Proof of Anderson’s Theorem

Let the original forward SDE be: \[ dX_t = f(X_t, t)\,dt + g\,dW_t \]
The Fokker–Planck equation for \( p(x, t) \) is: \[ \frac{\partial p}{\partial t} = -\nabla \cdot (fp) + \frac{1}{2} \nabla \cdot (D \nabla p) \] with \( D = g g^\top \).
Let \( \tilde{X}_t = X_{T - t} \). The backward transition probabilities must match the forward ones, so the backward drift \( \tilde{f} \) must satisfy: \[ \tilde{f}(x, t) = f(x, T - t) - D \nabla_x \log p(x, T - t) \]
Therefore, the reversed SDE is: \[ d\tilde{X}_t = \left( f(\tilde{X}_t, T - t) - D \nabla_x \log p(\tilde{X}_t, T - t) \right)\,dt + g\,d\bar{W}_t \]

The proof hinges on deriving the change in drift necessary to ensure that the reversed process yields the same marginals as the original. This result is key in score-based diffusion models, where the score \( \nabla \log p(x, t) \) is learned to run the reversed SDE to sample from a data distribution.

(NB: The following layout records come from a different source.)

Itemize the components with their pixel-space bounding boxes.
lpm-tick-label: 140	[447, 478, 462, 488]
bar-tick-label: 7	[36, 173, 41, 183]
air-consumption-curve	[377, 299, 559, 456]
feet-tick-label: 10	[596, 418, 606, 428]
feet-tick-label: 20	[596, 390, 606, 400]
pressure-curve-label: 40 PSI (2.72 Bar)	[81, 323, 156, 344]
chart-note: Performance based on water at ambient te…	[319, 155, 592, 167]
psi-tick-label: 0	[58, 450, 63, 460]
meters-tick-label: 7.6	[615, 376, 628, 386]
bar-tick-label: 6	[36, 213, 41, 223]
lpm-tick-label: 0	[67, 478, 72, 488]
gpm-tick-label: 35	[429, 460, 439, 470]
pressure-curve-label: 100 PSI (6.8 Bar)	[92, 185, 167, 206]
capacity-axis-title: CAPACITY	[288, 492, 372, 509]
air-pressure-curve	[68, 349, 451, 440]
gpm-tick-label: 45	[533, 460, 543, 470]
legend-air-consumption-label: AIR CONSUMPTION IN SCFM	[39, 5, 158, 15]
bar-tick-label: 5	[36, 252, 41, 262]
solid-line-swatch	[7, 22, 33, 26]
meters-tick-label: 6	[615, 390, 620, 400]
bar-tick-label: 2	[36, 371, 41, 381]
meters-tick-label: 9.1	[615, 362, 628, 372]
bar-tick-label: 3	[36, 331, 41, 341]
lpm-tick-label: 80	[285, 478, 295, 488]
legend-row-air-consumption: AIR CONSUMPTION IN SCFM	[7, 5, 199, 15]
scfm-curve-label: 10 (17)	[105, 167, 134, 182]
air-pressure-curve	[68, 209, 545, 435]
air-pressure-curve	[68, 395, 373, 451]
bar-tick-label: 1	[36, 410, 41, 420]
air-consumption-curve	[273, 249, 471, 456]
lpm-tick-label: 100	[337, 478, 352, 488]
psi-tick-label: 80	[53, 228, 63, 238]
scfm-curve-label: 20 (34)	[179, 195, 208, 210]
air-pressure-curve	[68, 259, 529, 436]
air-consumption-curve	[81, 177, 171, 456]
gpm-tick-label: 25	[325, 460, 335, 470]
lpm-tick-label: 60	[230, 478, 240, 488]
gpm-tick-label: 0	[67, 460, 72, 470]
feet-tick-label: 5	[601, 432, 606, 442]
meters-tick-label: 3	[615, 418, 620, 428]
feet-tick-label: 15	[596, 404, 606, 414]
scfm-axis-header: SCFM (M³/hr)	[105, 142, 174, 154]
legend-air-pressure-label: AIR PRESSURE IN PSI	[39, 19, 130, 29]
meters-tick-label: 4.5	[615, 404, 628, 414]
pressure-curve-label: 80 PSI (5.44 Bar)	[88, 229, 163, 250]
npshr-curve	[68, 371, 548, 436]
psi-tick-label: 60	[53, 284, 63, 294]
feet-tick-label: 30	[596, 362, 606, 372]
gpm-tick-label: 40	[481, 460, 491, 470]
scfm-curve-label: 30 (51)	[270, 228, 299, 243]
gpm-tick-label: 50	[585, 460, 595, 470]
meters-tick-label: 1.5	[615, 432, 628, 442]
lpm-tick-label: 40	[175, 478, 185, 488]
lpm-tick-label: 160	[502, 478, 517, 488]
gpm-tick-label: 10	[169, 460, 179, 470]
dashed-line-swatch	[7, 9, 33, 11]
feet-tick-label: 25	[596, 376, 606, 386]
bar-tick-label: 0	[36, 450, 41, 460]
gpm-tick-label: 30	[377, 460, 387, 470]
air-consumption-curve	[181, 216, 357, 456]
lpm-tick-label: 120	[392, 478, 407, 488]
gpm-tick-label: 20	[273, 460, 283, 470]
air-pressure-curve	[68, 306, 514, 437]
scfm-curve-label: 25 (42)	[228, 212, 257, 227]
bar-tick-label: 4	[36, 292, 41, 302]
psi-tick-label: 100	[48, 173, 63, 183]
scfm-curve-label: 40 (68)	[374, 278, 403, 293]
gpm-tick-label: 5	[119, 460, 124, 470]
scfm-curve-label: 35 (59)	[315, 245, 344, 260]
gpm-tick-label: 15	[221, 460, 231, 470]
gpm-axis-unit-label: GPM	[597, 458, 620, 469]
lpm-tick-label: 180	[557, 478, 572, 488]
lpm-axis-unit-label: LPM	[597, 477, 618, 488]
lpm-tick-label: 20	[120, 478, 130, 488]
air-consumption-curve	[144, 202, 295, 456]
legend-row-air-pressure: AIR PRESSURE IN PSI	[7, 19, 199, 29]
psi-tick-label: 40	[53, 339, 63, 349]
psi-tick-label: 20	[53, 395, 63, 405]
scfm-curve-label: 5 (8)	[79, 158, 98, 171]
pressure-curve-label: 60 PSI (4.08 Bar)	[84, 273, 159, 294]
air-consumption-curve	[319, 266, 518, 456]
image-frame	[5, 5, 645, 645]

5. Applications in Diffusion Models

Forward process: Adds Gaussian noise via a simple SDE (e.g., Variance Preserving SDE).
Reverse process: Uses learned scores \( s_\theta(x, t) \approx \nabla_x \log p(x, t) \) to guide denoising.

Thanks to Anderson’s theorem, we can sample from complex data distributions by running the learned time-reversed SDE from noise to data — a foundation of diffusion-based generative models like DDPMs and ScoreSDEs.